She recently published a children’s book with her adopted daughter Missy, called Who’s Your Daddy?, that explores Missy’s quest to find out more about her heavenly Daddy.
The entire video is above, and the complete transcript is below.
There are so many things about adoption that have surprised me in the best of ways. And I’d say the biggest surprise for me is how quickly it became a non-thing. A non-issue.
I think I assumed there’d be kind of this line of demarcation. That I would always kind of be hit in the face every time I looked at Missy, thinking, “She isn’t my biological child.” Almost like there’s this asterisk next to her as my daughter. But t’s like it immediately went away. It’s funny that even though my little girl is from Haiti, so we don’t look exactly the same – she has curly hair and I have straight hair – I forget that I did not give birth to this kid.
We were at the doctor’s office recently. My little girl has HIV, so the doctor is very fastidious if she has any tiny, little infection. He’ll spend a long time on it even though her HIV is undetectable.
But she had this little, infected mosquito bite on her shoulder. The doctor spent what felt like hours. It was only a couple of minutes. But he was just focused on this one little infected mosquito bite. Just wondering why this infection got past her immune system because it’s so good now.

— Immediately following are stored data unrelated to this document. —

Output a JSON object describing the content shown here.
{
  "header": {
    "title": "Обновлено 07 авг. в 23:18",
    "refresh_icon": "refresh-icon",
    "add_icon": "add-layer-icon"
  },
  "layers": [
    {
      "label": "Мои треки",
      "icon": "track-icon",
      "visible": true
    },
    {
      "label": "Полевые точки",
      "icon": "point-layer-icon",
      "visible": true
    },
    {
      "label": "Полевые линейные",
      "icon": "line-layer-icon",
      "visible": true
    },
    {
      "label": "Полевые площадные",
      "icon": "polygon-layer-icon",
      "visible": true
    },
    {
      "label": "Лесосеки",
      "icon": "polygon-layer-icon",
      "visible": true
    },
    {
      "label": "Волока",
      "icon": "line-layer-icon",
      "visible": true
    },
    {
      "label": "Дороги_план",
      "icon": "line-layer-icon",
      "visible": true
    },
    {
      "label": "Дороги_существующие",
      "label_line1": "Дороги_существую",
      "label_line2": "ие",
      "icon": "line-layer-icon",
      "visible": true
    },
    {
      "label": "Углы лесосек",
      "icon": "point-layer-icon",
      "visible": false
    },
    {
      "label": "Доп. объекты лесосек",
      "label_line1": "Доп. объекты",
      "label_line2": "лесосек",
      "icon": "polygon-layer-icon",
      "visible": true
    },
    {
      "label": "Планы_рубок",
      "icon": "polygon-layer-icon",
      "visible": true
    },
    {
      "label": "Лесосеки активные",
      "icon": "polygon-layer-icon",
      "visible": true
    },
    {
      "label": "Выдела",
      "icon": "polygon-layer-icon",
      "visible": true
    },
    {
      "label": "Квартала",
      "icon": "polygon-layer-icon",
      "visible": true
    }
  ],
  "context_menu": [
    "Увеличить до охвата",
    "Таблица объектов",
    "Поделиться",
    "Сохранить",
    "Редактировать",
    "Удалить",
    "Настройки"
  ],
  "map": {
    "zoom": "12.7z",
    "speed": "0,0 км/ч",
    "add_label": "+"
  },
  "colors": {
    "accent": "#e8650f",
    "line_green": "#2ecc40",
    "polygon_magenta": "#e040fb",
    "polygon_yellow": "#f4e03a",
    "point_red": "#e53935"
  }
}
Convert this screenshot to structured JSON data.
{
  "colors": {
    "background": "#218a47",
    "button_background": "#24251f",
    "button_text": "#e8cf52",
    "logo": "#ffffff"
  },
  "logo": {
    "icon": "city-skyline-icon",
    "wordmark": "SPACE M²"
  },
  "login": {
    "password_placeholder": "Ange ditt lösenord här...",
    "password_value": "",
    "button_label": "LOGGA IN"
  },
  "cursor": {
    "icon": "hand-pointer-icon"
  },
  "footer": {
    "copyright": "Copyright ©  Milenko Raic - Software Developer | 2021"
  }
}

And I’m waiting and waiting and waiting and watching and watching and finally I went, “Dr. Wilson, my skin does exactly the same thing every time I get bit.” And I hike up my pant leg to show him where I have an infected mosquito bite. He just looked at me quizzically like, “Um, yea, she’s adopted.” It was hilarious because I went, “Oh. Oh yeah.” I literally said that out loud because I had forgotten.
In that moment at the doctor, there was my child from Haiti that I brought home at two and a half. You would think I would remember that she’s adopted. But I forgot it almost as quickly as I had her home because God just sovereignly knit her into my heart and my soul. She’s my child. I very rarely now say she’s my adopted daughter. She’s just my daughter.